Does DVC duplicate dataset in storage blobs when the same dataset is used in different tags?

Hi,

Suppose I have a dataset of 5 GB (images and jsons). I version this dataset using DVC and give a tag name dataset_1. I push the dataset to S3.

Now I add a new dataset of 7GB (images and jsons) to the old dataset, take a tag out called dataset_2 and push to the same S3 bucket. So dataset_2 tag contains the old 5GB and the new 7GB data.

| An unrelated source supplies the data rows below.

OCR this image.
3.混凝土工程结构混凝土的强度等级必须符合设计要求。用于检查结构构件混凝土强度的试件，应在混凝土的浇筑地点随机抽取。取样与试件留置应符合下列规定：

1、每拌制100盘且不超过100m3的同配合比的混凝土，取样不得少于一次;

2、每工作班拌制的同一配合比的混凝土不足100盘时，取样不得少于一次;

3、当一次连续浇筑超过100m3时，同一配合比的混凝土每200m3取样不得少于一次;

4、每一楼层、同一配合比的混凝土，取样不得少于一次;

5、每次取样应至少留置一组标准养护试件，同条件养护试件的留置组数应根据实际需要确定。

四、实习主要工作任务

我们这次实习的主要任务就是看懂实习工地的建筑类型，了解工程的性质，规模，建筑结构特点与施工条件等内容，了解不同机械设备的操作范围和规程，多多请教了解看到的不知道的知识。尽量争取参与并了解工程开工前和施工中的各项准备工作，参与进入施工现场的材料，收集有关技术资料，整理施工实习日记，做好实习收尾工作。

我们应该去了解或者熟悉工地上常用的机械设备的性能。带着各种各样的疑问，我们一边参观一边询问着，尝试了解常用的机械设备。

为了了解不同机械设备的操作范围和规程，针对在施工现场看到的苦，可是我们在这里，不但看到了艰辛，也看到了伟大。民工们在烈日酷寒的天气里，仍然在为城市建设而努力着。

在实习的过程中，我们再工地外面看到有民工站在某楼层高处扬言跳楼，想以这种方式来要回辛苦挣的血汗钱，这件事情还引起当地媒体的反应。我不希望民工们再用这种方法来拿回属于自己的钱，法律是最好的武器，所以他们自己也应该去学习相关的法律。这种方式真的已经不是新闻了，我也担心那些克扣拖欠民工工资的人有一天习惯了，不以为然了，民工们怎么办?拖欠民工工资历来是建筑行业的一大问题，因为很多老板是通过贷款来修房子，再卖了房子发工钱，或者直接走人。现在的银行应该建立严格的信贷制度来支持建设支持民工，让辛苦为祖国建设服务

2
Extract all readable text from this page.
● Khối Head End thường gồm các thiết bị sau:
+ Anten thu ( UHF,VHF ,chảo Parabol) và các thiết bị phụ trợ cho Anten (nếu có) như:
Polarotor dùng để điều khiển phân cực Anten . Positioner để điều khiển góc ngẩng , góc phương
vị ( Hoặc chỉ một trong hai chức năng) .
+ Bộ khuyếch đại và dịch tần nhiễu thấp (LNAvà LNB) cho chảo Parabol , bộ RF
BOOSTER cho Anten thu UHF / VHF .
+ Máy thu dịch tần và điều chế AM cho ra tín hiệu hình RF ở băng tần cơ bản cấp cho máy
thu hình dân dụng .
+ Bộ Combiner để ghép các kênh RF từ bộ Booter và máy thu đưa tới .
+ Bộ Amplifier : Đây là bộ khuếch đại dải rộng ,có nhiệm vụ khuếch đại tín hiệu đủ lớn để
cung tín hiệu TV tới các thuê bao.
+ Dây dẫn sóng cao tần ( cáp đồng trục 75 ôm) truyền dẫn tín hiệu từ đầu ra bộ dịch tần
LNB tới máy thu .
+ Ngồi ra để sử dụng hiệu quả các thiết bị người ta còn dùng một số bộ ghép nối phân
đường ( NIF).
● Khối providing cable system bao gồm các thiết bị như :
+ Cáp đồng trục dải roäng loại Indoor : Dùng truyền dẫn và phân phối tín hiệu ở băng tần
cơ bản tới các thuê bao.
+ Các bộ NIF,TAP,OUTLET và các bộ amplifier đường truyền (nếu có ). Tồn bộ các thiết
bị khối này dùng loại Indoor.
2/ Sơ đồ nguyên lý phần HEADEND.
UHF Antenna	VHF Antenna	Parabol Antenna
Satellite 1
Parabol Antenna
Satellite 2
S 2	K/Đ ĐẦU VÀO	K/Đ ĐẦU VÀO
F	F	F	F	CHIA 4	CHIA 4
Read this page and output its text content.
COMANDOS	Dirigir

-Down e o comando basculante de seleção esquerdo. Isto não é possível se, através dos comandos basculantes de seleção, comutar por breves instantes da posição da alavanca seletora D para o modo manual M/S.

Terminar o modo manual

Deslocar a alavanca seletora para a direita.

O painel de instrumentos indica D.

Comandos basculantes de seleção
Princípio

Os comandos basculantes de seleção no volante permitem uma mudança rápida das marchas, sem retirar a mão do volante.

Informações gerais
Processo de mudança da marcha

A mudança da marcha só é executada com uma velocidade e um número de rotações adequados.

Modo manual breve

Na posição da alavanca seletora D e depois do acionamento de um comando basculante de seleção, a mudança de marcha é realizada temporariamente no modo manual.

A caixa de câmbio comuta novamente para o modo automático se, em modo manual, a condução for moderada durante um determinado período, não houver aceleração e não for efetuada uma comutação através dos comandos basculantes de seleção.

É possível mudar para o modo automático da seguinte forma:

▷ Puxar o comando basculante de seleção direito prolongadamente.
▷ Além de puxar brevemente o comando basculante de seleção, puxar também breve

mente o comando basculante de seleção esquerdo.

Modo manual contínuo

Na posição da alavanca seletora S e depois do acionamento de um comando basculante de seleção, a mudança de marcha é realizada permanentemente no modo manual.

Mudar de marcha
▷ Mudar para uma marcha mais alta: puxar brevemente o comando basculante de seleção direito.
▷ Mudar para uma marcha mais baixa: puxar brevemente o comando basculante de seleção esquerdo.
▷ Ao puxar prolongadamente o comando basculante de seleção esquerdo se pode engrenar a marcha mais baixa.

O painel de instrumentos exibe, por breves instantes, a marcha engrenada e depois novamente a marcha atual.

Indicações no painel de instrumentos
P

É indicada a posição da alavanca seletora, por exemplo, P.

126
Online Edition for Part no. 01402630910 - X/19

How much storage space is being taken by S3. Will it be 12GB (5 +7) or 15 GB (5 + (5 + 7))?
In other words, is the older dataset being duplicated in S3?

Hello @subhankar,
The answer to your question depends on how are your datasets stored. DVC asserts granularity on a file level - which means that if given files shows up in different datasets, it will still be stored as single file in the remote. You can read a bit on our cache structure here: https://dvc.org/doc/user-guide/project-structure/internal-files#structure-of-the-cache-directory

So if your datasets are directories containing files, your data will take (5+7) GB (assuming that none of the files repeat between those two versions - if they do it’s even better, because DVC will know to store only one copy.

If your dataset is some kind of archive (for example a .tar file) DVC will store each file separately, which means that your remote will have 5 + (5+7) GB.

1 Like